ENVIRONMENTAL CONDITIONS AFFECT PACING STRATEGIES
Roelands, B., de Koning, J., Hettinga, F., & Meeusen, R. (2012). Different pacing strategies during time-trials in 18°C and 30°C. Presentation 1934 at the 59th Annual Meeting of the American College of Sports Medicine, San Francisco, California; May 29-June 2, 2012.
This study examined differences in pacing strategies during a time-trial in normal and high ambient temperatures preceded by exercise. Ss (endurance-trained males) performed 60 minutes of fixed intensity exercise at 55% maximum work rate preceding a time-trial in 18°C (N = 37) and 30°C (N = 41). During the time-trial, a predetermined amount of work had to be completed. The time-trial was started at 75% maximum work rate but Ss were free to change resistance as desired from the onset of exercise. Power output was collected every second and averaged in 5% segments of the total time-trial performance.

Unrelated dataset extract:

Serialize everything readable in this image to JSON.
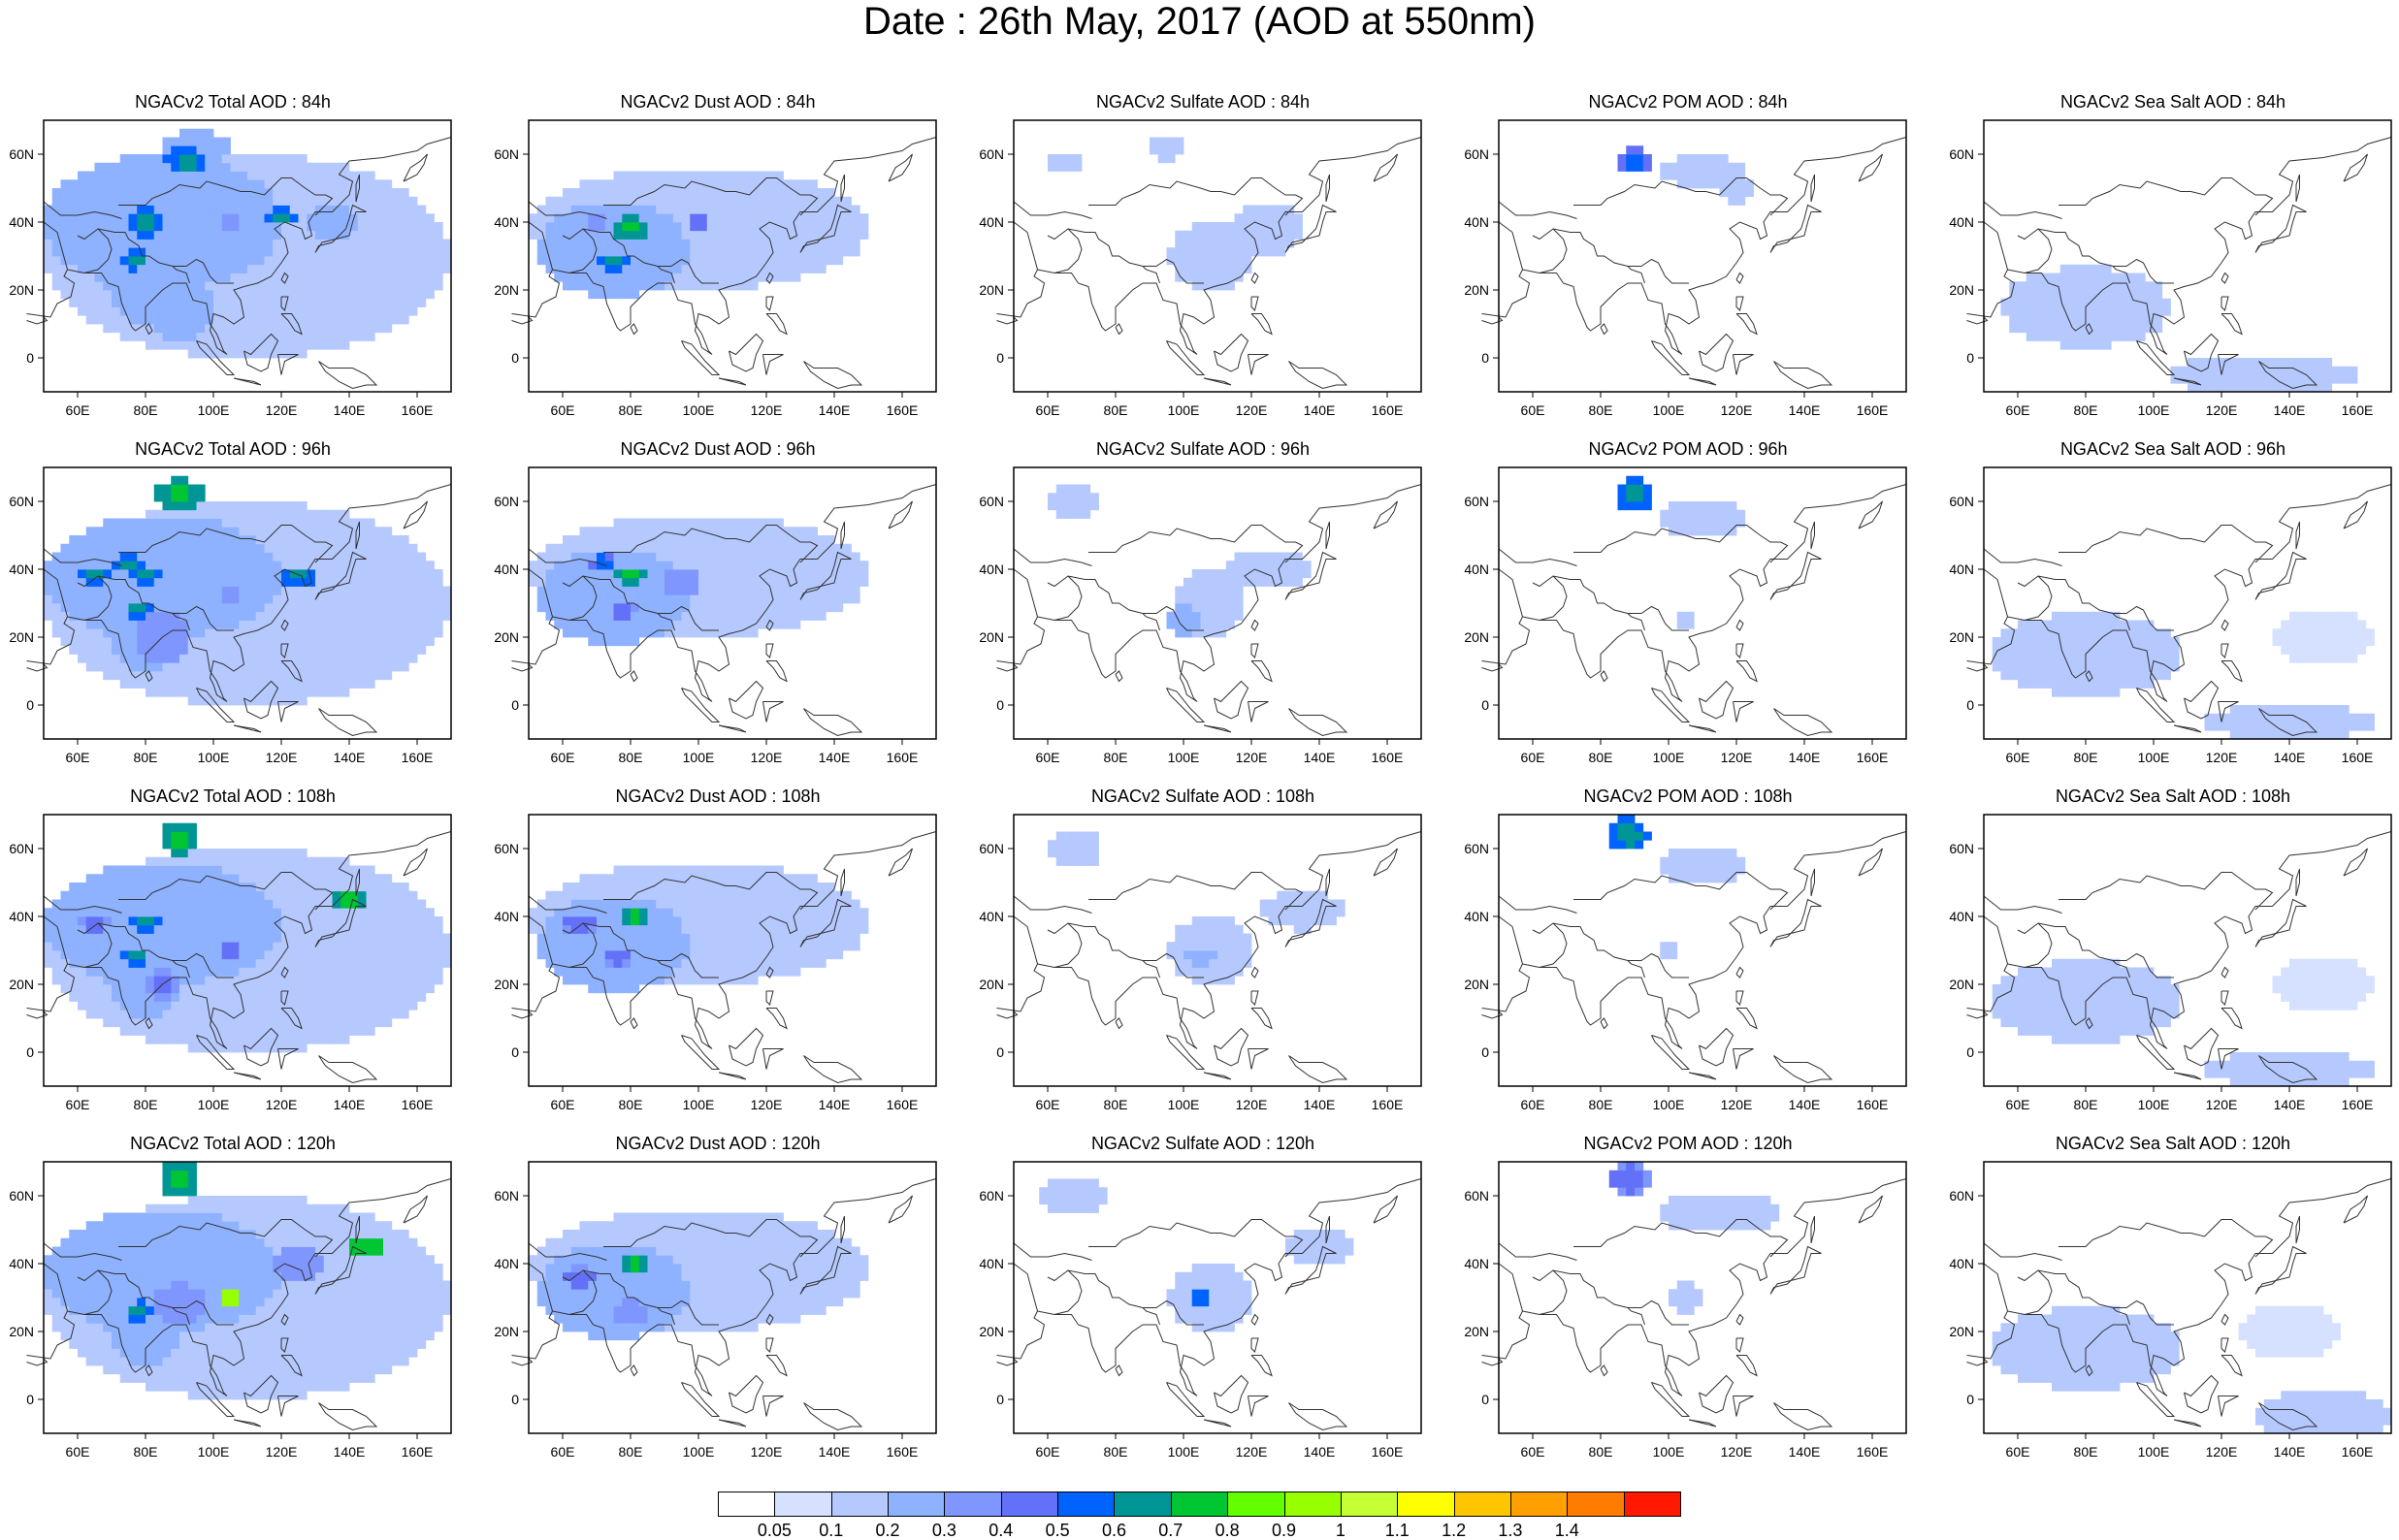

The average time-trial time in 18°C was ~30.7 minutes, while in 30°C it was ~37.8 minutes. In 18°C there were no differences between the 5% segments and average power output (indicating that it was even paced). In 30°C, Ss decreased power output during the initial 15% of the time-trial, followed by a slight decrease in power output until it was significantly lower compared to average power at 85% of the time-trial when an end spurt commenced. In the heat, final power was significantly higher compared to the average power.
Implication. Different pacing strategies were used for the same task in different environmental temperatures. After fixed intensity exercise in 18°C, Ss choose an even-paced strategy until the last 5% of the time-trial when a non-significant end spurt was attempted. In the heat, Ss significantly decreased power at the start and an end sprint was obvious in the last 15% of the time-trial. Ss anticipated voluntarily adapted pacing strategies to different environmental circumstances.